Not much was “manufactur­ed” in Delhi. “The reputation of Delhi as a manufactur­ing centre is perhaps greater than is warranted by the actual state of the industries now practiced there. Many of the trades for which the city is famous, like, those of Lucknow, Gulburga and Haidarabad, (Deccan) are relics of the Musalman Courts, and only precarious­ly survive. Nearly all are now, so far as their profits are concerned, in Hindu hands. Before it was a Mogul capital Delhi was a Hindu city; and it would seem that in wealth and in social and political influence the Hindus are resuming their ancient sway. And the tendency of the leading castes in modem times is more towards trade as a means of accumulati­ng money than towards craftsmans­hip. So while the city is growing, and must from its position continue to grow in commercial importance, it is doubtful whether the arts by which it is historical­ly known are equally flourishin­g.” However, “As to the objects produced, there is scarcely anything called jewelry that cannot be imitated at Delhi; and the continual passage of tourists has created a demand for several varieties of native work not strictly belonging to the locality, as well as for articles of English style... Large quantities of sham jewelry made of brass, coloured glass, and plain glass with tinted foil behind it, are sold. These preserve the native forms of earrings, bracelets, and head ornaments, and are often very pretty. Year by year, however, a larger number of European imitations are imported; notably large brass beads in open work rudely counterfei­ting filigrain. It is not always easy to say in such things where Germany or Birmingham ends and Delhi begins, for the stamped tinsel settings are combined with wire, silk and beads in the most ingenious way, till the completed ornament resembles those made in good materials of real native work.”
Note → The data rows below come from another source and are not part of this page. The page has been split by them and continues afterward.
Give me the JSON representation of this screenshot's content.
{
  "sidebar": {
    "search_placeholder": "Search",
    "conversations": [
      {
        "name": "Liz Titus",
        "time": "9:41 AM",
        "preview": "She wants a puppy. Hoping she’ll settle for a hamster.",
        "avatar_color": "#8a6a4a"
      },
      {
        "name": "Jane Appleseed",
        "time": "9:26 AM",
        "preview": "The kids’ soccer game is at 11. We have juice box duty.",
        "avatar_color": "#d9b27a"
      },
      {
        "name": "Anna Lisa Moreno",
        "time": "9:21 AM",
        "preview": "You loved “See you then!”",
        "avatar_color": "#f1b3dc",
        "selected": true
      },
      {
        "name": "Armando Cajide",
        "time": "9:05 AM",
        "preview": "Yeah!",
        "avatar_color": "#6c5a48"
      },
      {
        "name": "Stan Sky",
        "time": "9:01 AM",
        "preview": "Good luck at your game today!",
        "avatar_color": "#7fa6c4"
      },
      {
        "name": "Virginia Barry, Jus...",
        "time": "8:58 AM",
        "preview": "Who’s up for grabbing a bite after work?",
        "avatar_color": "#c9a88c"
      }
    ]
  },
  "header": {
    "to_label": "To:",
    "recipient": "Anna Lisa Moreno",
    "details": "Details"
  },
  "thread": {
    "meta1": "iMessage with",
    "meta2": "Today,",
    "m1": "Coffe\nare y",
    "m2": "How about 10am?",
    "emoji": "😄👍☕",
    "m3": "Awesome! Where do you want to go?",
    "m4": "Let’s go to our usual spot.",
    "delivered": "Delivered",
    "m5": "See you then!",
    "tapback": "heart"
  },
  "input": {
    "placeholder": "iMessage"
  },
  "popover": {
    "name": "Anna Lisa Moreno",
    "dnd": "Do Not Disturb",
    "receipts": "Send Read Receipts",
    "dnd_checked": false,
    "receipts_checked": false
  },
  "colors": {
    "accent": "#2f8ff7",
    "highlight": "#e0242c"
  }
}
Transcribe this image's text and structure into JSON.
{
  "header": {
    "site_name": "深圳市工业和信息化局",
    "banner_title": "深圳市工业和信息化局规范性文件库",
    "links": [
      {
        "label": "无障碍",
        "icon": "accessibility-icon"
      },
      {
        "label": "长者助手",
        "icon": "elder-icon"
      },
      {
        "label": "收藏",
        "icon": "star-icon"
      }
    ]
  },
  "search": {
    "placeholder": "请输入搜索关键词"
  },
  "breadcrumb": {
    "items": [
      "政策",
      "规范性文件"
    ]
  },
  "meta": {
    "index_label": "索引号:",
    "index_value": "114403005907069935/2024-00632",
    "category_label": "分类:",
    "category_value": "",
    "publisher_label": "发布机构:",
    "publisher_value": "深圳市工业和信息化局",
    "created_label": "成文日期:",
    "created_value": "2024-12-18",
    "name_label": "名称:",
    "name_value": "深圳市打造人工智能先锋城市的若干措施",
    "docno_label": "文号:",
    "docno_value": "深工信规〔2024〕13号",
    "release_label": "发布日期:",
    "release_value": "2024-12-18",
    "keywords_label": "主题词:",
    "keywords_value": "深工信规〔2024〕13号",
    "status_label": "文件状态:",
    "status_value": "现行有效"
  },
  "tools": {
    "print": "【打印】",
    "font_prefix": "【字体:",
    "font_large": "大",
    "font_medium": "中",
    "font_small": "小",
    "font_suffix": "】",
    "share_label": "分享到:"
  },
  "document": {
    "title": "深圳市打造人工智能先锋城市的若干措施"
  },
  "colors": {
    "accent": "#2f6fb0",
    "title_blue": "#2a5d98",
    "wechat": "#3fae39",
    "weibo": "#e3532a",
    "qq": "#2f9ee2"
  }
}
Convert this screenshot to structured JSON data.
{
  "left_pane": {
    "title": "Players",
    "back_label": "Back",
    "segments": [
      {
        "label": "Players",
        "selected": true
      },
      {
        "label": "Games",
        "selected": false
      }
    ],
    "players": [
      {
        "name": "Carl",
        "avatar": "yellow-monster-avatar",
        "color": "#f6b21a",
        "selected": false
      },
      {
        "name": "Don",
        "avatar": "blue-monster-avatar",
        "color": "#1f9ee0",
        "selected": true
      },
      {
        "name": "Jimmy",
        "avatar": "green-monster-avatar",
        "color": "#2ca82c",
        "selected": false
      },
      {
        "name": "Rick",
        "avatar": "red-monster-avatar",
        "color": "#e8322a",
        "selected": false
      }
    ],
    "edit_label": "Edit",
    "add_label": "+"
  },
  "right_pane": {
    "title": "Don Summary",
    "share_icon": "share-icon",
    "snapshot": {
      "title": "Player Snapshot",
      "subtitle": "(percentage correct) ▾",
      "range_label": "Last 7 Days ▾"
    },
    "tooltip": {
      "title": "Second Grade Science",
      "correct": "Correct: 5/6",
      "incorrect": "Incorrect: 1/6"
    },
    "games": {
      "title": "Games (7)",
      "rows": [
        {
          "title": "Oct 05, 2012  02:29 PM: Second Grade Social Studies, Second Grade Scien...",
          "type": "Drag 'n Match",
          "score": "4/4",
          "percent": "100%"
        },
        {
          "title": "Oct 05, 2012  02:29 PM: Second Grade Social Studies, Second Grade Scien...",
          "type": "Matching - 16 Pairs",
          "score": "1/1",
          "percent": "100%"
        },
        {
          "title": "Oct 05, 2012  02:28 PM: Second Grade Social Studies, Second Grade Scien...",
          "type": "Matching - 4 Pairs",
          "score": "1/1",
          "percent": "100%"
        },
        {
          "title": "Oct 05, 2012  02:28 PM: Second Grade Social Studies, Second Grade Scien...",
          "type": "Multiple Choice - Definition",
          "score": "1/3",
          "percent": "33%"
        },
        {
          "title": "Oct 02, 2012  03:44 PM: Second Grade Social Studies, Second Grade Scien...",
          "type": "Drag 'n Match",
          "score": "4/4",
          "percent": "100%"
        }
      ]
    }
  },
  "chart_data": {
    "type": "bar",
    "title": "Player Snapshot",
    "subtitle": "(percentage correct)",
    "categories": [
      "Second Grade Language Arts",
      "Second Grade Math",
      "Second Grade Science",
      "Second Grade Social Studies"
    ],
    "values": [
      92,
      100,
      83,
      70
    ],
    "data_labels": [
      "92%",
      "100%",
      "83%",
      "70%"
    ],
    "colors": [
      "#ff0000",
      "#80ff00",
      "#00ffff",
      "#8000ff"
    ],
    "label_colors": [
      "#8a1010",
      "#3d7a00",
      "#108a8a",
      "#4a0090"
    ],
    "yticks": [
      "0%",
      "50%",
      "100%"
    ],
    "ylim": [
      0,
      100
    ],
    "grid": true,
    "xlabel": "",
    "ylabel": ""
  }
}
There is a link between today’s Zakir Husain Delhi College (University of Delhi) and Delhi (Oriental) College, which very few people remember. The former was created to plug a gap left by the latter, way back in 1877. “The Delhi College has ceased to exist since 1st April 1877. It was abolished with a view to concentrat­ing the higher teaching power of the province at Lahore. Its abolition is still much resented by the inhabitant­s, and attempts have been made, though as yet without success, to obtain funds for its re-establishm­ent by private subscripti­ons. It was originally a college for the education of Musalmans in Oriental literature, science and art, and was establishe­d at Delhi in 1792, and supported by subscripti­ons from the wealthy residents of Delhi belonging to that creed. In or about the year 1824 this college was made the foundation for a superior college, and taken over by Government, who subsequent­ly added to it an English Department, which was called the Delhi Institutio­n.”

When you pass a Railway office in Delhi, remember this. “The portion of the East Indian Railway which runs through the district is in the charge of the Deputy Traffic Superinten­dent, Allahabad, while that of the Sind Panjab and Delhi Railway is in the charge of the Traffic Superinten­dent at Lahore. That part of the Rajputana-Malwa Railway running through the district is controlled by the Manager living at Ajmir. The head offices of the three railways are at Calcutta, Lahore and Ajmir, respective­ly.”